27ème dimanche ordinaire

Temps liturgique: Temps ordinaire
Année liturgique: C
Date : 02 octobre 2022
Auteur: André Wénin

« Oui, il est notre Dieu ; nous sommes le peuple qu’il conduit. »

(Psaume 95,7)

Violence… (Habaquq 1,2-3 ; 2,2-4)

Combien de temps, Seigneur, vais-je crier au secours, sans que tu entendes ? crier vers toi : « Violence ! », sans que tu secoures ? Pourquoi me fais-tu voir l’injustice et regarder la misère ? Devant moi, pillage et violence ; dispute et discorde se déchaînent. » […] Et le Seigneur me répondit et dit : « Mets la vision par écrit clairement, sur des tablettes, pour qu’on puisse la lire couramment. Car c’est encore une vision pour le temps fixé ; elle vise la fin et ne décevra pas. Si elle semble hésiter, attends-la : elle viendra certainement, elle ne tardera pas. Voici un insolent, son âme n’est pas droite ; mais un juste vivra par sa fidélité.

Le texte ici proposé aligne deux tranchettes d’un discours prophétique très articulé. Visiblement, ce qui intéresse le censeur ecclésial, c’est la fin de l’extrait qui semble en lien avec le passage évangélique du jour. Mais il ne pouvait quand même pas se contenter d’un demi-verset ! Ç’aurait été un peu maigre…

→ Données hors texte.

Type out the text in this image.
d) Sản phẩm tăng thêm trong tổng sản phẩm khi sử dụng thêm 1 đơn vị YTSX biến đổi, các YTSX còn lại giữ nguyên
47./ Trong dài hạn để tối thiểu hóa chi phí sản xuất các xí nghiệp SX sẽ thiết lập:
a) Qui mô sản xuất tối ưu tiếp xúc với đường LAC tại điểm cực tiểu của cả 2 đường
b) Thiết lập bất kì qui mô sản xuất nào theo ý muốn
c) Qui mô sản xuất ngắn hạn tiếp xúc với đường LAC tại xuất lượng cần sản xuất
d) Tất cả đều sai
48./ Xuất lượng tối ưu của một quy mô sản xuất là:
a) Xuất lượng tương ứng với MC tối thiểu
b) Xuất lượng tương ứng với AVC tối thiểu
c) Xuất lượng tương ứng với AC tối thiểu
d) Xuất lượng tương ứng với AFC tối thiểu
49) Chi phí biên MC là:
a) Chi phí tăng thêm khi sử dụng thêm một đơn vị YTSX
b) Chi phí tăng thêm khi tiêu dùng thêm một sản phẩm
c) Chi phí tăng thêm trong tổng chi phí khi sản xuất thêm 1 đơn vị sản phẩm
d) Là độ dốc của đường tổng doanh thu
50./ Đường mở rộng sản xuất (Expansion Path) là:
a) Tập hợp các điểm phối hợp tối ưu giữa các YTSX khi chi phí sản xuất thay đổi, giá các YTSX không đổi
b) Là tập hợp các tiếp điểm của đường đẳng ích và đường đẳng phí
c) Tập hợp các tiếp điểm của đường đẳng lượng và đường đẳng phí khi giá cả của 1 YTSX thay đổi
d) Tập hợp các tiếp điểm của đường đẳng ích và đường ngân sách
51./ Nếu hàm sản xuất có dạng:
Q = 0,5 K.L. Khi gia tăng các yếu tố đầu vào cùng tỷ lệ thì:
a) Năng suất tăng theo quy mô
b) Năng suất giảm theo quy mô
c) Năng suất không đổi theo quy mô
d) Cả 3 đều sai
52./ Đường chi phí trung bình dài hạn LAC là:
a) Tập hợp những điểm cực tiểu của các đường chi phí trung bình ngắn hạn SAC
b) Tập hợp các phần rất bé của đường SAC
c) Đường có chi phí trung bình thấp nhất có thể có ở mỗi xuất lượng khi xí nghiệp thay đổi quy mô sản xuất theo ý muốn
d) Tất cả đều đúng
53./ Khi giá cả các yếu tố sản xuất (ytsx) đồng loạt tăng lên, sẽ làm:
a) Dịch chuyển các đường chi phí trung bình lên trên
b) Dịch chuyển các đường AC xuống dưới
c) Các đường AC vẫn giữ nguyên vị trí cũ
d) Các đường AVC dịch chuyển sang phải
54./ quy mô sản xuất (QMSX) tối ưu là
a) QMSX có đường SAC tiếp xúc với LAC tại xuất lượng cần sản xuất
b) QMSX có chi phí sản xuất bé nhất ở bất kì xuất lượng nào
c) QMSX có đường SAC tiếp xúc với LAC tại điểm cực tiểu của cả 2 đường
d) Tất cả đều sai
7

Le prophète Habaquq vit à la fin du 7e siècle. Il est témoin de la violence effrénée d’un grand empire, celui des Babyloniens, une violence dont son peuple est ou risque d’être victime. Ce à quoi il assiste le révolte profondément. Voilà pourquoi il appelle Dieu au secours : c’est la violence qui lui arrache ses cris. Et il poursuit : « Aussi la loi est engourdie, le droit ne s’exprime plus jamais ; quand le méchant circonvient le juste, le droit qui s’exprime est perverti » (v. 5). Il faudrait lire l’ensemble du chapitre 1 où le prophète horrifié décrit la violence des Babyloniens – un peuple impitoyable et impétueux – à qui il donne parfois la parole. Cet empire dicte sa loi, il se joue des rois, envoie des hordes de cavaliers prendre des villes, faire des prisonniers, s’approprier des maisons. « Sa force, voilà son dieu ! », s’exclame le prophète (v. 11). Mais le Seigneur ne semble rien voir et, de façon incompréhensible, il garde le silence « quand un méchant engloutit un plus juste que lui » (v. 13). Habaquq compare les ennemis à des pêcheurs armés d’hameçons, de filets et de chaluts, qui capturent des humains comme des poissons et, en exultant, « assassinent des nations sans pitié » (v. 17).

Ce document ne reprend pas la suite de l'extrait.